A Scenario in Benchee is a particular case of a whole benchmarking suite. That
is the combination of a particular function to benchmark (`job_name` and
`function`) in combination with a specific input (`input_name` and `input`).
It then gathers all data measured for this particular combination during
`Benchee.Benchmark.measure/3` (`run_times` and `memory_usages`),
which are then used later in the process by `Benchee.Statistics` to compute
the relevant statistics (`run_time_statistics` and `memory_usage_statistics`).
"""
@type t :: %__MODULE__{
job_name: binary,
function: fun,
input_name: binary | nil,
input: any | nil,
run_times: [float] | [],
run_time_statistics: Benchee.Statistics.t | nil,
memory_usages: [non_neg_integer] | [],
memory_usage_statistics: Benchee.Statistics.t | nil,
before_each: fun | nil,
after_each: fun | nil,
before_scenario: fun | nil,
after_scenario: fun | nil
}
end

This was a huge refactoring but we really like the improvements it yielded. Devon wrote about the refactoring process in more detail.

It took a long time, but it didn’t add any new features – so no reason for a release yet. Plus, of course all formatters also needed to get updated.

Hooks

Another huge chunk of work went into a hooks system that is pretty fully featured. It allows you to execute code before and after invoking the benchmark as well as setup code before a scenario starts running and teardown code for after a scenario stopped running.

That seems weird, as most of the time you won’t need hooks. We could have released with part of the system ready, but I didn’t want to (potentially) break API again and so soon if we added arguments or found that it wasn’t quite working to our liking. So, we took some time to get everything in.

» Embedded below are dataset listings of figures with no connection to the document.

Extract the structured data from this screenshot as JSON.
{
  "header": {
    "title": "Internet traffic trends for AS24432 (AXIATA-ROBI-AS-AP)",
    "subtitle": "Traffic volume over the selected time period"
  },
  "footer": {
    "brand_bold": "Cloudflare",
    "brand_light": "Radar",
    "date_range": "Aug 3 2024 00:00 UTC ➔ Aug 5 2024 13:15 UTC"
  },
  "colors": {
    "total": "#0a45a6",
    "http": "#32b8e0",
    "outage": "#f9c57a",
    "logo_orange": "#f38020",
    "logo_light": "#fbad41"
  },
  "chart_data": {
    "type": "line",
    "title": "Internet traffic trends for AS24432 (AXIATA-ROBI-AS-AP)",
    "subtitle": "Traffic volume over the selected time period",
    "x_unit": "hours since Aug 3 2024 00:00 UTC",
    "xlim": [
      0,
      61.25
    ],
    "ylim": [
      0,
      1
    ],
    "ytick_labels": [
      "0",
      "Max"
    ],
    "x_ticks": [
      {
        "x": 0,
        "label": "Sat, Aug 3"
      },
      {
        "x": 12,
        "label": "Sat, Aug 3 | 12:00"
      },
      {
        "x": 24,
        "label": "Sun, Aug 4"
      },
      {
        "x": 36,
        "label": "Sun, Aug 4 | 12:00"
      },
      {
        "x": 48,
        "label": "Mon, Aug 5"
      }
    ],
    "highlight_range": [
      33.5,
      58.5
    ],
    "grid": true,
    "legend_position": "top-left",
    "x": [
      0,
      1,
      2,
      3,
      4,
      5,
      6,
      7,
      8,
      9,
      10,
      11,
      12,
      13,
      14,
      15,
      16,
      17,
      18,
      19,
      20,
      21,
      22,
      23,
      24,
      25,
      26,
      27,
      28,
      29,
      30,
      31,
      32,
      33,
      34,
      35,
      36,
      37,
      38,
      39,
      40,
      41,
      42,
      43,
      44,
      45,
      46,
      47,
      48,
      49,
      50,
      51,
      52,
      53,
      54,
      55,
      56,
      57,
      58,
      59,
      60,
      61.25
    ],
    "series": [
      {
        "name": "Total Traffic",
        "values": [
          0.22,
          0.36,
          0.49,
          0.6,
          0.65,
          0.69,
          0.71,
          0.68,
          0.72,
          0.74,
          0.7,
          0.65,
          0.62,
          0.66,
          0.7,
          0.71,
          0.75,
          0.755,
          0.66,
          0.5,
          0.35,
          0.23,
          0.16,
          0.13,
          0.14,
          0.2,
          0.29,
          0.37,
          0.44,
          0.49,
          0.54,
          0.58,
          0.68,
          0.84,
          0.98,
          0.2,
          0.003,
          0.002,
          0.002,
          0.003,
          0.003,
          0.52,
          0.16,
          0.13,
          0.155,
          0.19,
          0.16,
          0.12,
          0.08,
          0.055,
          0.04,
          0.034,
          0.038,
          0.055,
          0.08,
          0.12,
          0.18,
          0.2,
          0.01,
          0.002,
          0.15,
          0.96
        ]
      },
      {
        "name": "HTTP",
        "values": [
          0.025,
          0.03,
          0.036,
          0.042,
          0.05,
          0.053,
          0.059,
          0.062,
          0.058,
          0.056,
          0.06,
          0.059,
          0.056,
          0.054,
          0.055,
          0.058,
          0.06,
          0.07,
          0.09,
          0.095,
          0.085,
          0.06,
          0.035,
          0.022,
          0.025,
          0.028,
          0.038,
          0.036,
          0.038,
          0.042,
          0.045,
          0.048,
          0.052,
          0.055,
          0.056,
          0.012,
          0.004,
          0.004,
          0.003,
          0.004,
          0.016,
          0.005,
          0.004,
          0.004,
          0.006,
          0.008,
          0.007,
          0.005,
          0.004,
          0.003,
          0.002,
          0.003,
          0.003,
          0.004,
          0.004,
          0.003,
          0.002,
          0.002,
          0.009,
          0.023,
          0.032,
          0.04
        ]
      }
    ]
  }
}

So what did we want to enable you to do?

  • Load a record from the database in before_each and pass it to the benchmarking function, to perform an operation with it without counting the time for loading the record towards the benchmarking results
  • Start up a process/service in before_scenario that you need for your scenario to run, and then…
  • …shut it down again in after_scenario, or bust a cache
  • Or if you want your benchmarks to run without a cache all the time, you can also bust it in before_each or after_each
  • after_each is also passed the return value of the benchmarking function so you can run assertions on it – for instance for all the jobs to see if they are truly doing the same thing
  • before_each could also be used to randomize the input a bit to benchmark a more diverse set of inputs without the randomizing counting towards the measured times

All of these hooks can be configured either globally so that they run for all the benchmarking jobs or they can be configured on a per job basis. The documentation for hooks over at the repo is a little blog post by itself and I won’t repeat it here 😉

As a little example, here is me benchmarking hound:


# ATTENTION: gotta start phantomjs via `phantomjs –wd` first..
Application.ensure_all_started(:hound)
{:ok, server} = SimpleServer.start
Application.put_env(:hound, :app_host, "http://localhost")
Application.put_env(:hound, :app_port, SimpleServer.port(server))
use Hound.Helpers
Benchee.run(%{
"fill_in text_field" => fn ->
fill_field({:name, "user[name]"}, "Chris")
end,
"visit forms" => fn ->
navigate_to("#{server.base_url}/forms.html")
end,
"find by css #id" => fn ->
find_element(:id, "button-no-type-id")
end
},
time: 18,
formatters: [
Benchee.Formatters.HTML,
Benchee.Formatters.Console
],
html: [file: "benchmarks/html/hound.html"],
before_scenario: fn(input) ->
Hound.start_session()
navigate_to("#{server.base_url}/forms.html")
input
end,
after_scenario: fn(_return) ->
Hound.end_session
end)

Hound needs to start before we can benchmark it. Howeer, hound seems to remember the started process by the pid of self() at that time. That’s a problem because each benchee scenario runs in its own process, so you couldn’t just start it before invoking Benchee.run. I found no way to make the benchmark work with good old benchee 0.9.0, which is also what finally brought me to implement this feature. Now in benchee 0.10.0 with before_scenario and after_scenario it is perfectly feasible!

Why no 1.0?

With all the major improvements one could easily call this a 1.0. Or 0.6.0 could have been a 1.0 then we’d be at 2.0 now – wow that sounds mature!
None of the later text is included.